All I asked was one thing - to meet in my house so I could say my piece for closure. A private place to talk. And he refused. He'd rather sweat it out by the pool.

The reason? He felt "uncomfortable". Doesn't matter than my mum, who was dying to ask him many things, had promised to keep to her room and not bother us at all.

One little shred of what he owes me (and he owes me PLENTY) and he was too chicken.

He asked what it did it matter where it was.

Here's why it matters.

1. He's uncomfortable with being in the same house as my mother. I'm fucking uncomfortable with EVERYthing that he's done to me. I needed somewhere private to talk properly, somewhere I could feel secure. I wanted just ONE thing my way but it's too much trouble for his selfish comfort.

2. My sister said part of this exercise was about taking a morsel of control over the entire string of events that has left me entirely helpless and had no control over anything that's happened. But in the end I had to give in to him again. Give in to a selfish, cowardly fucker.
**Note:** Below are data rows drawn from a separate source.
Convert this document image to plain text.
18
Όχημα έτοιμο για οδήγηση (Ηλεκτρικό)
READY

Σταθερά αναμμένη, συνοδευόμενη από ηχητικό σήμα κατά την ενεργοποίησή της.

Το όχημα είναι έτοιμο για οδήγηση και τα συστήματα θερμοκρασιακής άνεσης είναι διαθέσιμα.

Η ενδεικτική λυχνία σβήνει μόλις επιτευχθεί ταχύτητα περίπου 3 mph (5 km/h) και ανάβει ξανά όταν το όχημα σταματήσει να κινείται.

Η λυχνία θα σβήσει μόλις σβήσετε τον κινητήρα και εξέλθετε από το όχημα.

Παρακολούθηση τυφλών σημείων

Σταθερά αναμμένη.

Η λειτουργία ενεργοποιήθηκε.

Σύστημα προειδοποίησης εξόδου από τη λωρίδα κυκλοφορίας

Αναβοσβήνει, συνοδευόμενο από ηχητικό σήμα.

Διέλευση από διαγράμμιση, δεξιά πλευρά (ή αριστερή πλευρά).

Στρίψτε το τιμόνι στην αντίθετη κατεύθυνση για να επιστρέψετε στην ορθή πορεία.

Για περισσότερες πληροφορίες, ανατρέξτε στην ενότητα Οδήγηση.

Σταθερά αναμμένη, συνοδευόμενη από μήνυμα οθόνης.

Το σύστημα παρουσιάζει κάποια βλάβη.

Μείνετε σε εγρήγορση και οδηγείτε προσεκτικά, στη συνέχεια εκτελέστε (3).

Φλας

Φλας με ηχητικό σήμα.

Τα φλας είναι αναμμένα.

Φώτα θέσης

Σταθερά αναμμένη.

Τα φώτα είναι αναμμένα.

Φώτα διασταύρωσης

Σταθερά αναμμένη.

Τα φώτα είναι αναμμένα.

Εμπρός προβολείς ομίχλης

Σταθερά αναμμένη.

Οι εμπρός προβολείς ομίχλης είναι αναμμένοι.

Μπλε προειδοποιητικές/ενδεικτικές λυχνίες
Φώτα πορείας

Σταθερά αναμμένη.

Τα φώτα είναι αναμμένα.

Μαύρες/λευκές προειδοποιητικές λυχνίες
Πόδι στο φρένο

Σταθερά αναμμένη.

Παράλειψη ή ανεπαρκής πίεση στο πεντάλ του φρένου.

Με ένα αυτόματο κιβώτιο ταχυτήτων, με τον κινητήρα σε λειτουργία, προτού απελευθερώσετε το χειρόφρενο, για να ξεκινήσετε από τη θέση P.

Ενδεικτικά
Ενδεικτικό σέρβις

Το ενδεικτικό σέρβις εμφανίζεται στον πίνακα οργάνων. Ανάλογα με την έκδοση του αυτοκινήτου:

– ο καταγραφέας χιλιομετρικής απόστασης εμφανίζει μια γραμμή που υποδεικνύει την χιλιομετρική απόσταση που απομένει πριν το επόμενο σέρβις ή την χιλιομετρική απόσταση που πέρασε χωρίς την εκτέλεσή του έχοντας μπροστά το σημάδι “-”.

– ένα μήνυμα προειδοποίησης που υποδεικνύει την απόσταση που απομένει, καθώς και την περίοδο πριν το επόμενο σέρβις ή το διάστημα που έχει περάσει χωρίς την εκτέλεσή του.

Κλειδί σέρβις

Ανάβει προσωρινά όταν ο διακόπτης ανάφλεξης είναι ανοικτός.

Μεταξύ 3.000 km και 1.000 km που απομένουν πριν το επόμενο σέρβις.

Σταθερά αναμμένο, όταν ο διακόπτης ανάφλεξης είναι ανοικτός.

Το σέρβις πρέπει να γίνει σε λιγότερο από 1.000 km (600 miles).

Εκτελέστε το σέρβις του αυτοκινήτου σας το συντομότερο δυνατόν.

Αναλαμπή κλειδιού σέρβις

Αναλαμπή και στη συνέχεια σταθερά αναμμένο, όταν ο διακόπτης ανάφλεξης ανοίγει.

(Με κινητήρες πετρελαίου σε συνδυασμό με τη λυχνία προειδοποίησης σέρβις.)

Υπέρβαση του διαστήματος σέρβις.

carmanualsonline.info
3. It was a vain hope that he really did mean it when he said he was sorry for causing me pain when we first broke up. I now know it to be another falsehood. So much for holding out the last shred of hope for any decency or sincerity in him.

He was too cowardly to even defend himself or explain. He had nothing to say to me, but I'd expected that anyway. What I didn't expect was that he had no intention to even pretend to have any good nature left. That he'd rather be a coward than to do just one stupid little thing that makes him uncomfortable.

I held my cool as long as I could and said what I had to say as civilly as I could. At the end, we sat in silence till I said, "That's all I have to say." He muttered something incoherent and took his bag and started to leave. I lost it for a second and said, "Fuck off" as he passed by.

I really needed this. It's such a small thing, just one tiny little concession I needed from him. And he denied me it in favour of his fucking comfort. I know I'm fixating, but this one little thing said so much.

He'd deny me even this little bit of closure. Just a morsel of what he owes me.

He probably thinks he's giving me some kind of big concession by even being here. I hope his new Girlfriend sees what kind of a cowardly, selfish, insincere and lying person he is.

And I'm angry. So fucking angry. I haven't been this fuming mad at someone since goodness knows when. I have to keep reminding myself not to let this loser bring out the vindictive side of me. I've always been a good person and my pride will never allow me to stoop.

One day I'll look back on this and laugh at him. I hope that day comes sooner than later.

Meanwhile, he can go ahead and lie to or avoid everyone else. He can't run away from himself forever and suffer for his own faults.